On VdB's advice JDW similarly signed up to take a lease in Eastbourne for £100,000, for premises that the judge found were fraudulently diverted to a third party for £525,000. By chance, this transaction did not proceed, but many others did in towns as diverse as St Albans, Bedford, Leamington Spa and Rotherham, for example.

These high-profile lettings to a relatively high-profile tenant will, in my opinion, have had a profound and distorting effect on property prices in the sector, and will have been compounded should similar fraudulent transactions have occurred at other pub and restaurant companies.

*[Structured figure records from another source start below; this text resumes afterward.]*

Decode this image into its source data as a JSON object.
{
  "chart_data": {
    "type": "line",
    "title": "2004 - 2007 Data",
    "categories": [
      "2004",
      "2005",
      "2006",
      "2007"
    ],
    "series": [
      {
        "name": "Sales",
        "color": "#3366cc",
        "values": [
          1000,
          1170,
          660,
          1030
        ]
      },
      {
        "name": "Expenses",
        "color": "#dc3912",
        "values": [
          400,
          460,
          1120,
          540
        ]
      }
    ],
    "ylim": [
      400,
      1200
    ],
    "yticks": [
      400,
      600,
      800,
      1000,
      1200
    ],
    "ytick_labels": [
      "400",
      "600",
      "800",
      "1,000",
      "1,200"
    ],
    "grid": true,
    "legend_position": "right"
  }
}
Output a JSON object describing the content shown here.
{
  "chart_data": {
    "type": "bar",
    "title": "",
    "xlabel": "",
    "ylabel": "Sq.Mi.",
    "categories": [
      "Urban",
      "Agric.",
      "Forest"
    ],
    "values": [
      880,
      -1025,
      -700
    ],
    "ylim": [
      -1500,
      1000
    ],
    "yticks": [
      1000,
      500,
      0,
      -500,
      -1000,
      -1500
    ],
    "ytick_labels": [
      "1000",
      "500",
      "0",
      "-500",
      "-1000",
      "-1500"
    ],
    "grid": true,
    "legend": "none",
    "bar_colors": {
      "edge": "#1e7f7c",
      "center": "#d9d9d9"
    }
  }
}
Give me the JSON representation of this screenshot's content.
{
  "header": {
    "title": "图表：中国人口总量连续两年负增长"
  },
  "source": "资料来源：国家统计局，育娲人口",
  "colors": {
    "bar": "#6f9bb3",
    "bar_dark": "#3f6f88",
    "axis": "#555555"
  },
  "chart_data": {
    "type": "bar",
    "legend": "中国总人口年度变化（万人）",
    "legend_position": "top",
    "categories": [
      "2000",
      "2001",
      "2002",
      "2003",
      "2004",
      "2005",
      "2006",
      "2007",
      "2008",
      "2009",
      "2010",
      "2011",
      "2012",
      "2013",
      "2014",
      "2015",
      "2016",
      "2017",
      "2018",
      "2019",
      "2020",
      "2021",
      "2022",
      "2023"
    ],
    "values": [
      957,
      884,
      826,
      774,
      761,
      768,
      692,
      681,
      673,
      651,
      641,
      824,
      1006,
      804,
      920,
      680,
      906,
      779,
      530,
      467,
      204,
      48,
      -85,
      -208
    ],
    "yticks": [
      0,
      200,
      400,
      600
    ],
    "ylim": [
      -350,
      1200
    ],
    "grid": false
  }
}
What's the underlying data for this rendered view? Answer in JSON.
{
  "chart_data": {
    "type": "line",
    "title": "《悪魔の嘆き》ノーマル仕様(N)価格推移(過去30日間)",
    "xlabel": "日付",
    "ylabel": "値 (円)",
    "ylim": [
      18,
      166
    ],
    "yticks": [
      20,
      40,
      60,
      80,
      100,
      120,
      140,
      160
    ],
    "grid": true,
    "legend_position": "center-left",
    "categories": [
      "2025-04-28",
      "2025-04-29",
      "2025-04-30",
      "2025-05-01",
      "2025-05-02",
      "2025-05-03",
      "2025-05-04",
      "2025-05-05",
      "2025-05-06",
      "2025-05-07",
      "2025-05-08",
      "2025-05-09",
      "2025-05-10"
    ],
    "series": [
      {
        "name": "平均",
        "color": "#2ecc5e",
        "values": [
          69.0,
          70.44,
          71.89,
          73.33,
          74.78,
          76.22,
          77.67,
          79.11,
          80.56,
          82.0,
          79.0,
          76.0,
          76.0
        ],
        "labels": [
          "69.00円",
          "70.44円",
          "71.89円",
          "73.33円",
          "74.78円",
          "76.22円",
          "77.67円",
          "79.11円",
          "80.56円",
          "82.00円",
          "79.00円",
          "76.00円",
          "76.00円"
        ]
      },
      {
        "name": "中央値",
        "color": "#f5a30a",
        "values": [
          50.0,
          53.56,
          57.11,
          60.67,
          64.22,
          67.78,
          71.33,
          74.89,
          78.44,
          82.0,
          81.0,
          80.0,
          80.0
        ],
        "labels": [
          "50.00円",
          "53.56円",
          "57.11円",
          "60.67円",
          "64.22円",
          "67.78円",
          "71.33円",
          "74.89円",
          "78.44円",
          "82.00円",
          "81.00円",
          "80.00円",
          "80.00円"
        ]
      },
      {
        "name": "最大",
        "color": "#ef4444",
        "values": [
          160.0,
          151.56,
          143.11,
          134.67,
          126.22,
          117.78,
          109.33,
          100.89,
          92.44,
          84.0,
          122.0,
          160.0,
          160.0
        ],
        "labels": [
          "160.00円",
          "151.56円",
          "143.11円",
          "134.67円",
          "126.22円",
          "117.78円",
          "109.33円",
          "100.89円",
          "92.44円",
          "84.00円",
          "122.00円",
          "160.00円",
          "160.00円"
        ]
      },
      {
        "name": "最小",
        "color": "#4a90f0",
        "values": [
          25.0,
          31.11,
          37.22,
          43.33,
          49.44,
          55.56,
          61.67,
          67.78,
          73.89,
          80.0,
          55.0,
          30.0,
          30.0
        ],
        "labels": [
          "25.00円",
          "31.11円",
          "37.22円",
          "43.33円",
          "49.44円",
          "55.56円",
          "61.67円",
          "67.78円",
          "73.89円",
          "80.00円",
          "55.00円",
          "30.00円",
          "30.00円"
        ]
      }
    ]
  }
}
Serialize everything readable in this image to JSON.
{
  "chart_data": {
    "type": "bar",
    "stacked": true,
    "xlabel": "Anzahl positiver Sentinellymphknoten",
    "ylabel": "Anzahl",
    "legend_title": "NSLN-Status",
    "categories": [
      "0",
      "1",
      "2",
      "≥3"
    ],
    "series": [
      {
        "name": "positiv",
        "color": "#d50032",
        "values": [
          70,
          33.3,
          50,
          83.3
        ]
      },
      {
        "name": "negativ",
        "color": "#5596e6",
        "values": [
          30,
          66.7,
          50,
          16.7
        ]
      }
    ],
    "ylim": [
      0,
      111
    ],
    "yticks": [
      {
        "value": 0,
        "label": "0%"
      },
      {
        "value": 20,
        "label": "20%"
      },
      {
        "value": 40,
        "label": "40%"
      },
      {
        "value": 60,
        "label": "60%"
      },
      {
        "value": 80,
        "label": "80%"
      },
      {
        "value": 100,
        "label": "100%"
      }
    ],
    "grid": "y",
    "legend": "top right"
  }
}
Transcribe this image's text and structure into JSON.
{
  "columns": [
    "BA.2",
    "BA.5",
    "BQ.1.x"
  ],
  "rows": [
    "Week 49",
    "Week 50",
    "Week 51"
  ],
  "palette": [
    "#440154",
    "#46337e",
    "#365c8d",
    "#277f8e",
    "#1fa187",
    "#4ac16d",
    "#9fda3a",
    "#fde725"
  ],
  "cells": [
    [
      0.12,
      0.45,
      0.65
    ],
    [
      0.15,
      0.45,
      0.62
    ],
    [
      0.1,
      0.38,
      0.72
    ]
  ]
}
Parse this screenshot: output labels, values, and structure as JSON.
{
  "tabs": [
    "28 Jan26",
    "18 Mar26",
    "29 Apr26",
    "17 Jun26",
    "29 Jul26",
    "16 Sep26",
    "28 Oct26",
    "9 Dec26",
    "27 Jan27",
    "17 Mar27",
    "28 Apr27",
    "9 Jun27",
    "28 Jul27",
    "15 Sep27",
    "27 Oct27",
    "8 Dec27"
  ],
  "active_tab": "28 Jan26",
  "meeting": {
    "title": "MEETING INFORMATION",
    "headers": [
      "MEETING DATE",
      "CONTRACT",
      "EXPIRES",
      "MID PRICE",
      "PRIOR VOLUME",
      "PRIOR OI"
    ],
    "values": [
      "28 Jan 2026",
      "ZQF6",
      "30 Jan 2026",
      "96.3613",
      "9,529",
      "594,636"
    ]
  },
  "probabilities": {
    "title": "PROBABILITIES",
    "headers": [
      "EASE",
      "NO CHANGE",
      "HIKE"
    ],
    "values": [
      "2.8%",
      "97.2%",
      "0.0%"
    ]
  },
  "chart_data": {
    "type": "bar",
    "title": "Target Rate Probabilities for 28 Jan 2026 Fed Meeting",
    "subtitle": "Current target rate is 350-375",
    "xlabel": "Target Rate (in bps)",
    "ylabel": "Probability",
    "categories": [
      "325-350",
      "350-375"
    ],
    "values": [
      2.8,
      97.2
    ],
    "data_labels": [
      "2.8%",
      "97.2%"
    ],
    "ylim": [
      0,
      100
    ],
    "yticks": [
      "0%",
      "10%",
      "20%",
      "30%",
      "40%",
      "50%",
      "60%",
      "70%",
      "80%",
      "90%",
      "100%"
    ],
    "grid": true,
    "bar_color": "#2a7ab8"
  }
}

The third and linked issue relates to the role of fraud in the property industry, resulting in excessive rents to the large number of companies in the sector that have gone into administration, or that have undergone a painful financial restructuring, with banks and investors writing off hundreds of millions of pounds.

Almost the entire high-street pub industry has hit financial problems, with famous names such as Yates's, Litten Tree, Slug & Lettuce, Brannigans and a number of others running into serious problems.

It is noteworthy that all the main players have had their fingers burnt in the so-called high-street pub sector, where leasehold shops and banks have been converted into pubs. All the big pub companies and many regional brewers and other small companies have opened pubs in high streets throughout Britain in the recent past, but none will now touch these leases with a barge pole, because of the toxic effect of rent reviews in the past 15 years.

Disarray

Even JDW, the most successful of the high-street pub companies, helped enormously by the high percentage of freeholds we own (in spite of the influence of VdB's efforts), has refused point blank for a number of years to agree to open-market rent reviews, since we do not trust or believe the integrity of the comparable rental evidence used in the market.

In conclusion, the VdB case gives, in my opinion, an important clue as to the disarray in the high-street pub market, and demonstrates the need for the property industry, the Government and buyers and sellers to insist on higher levels of transparency in property transactions.

In my opinion, much of the comparable evidence used in pub and restaurant lettings needs to be treated with enormous scepticism, since it has been tainted by dishonesty and fraud, as the VdB case proves.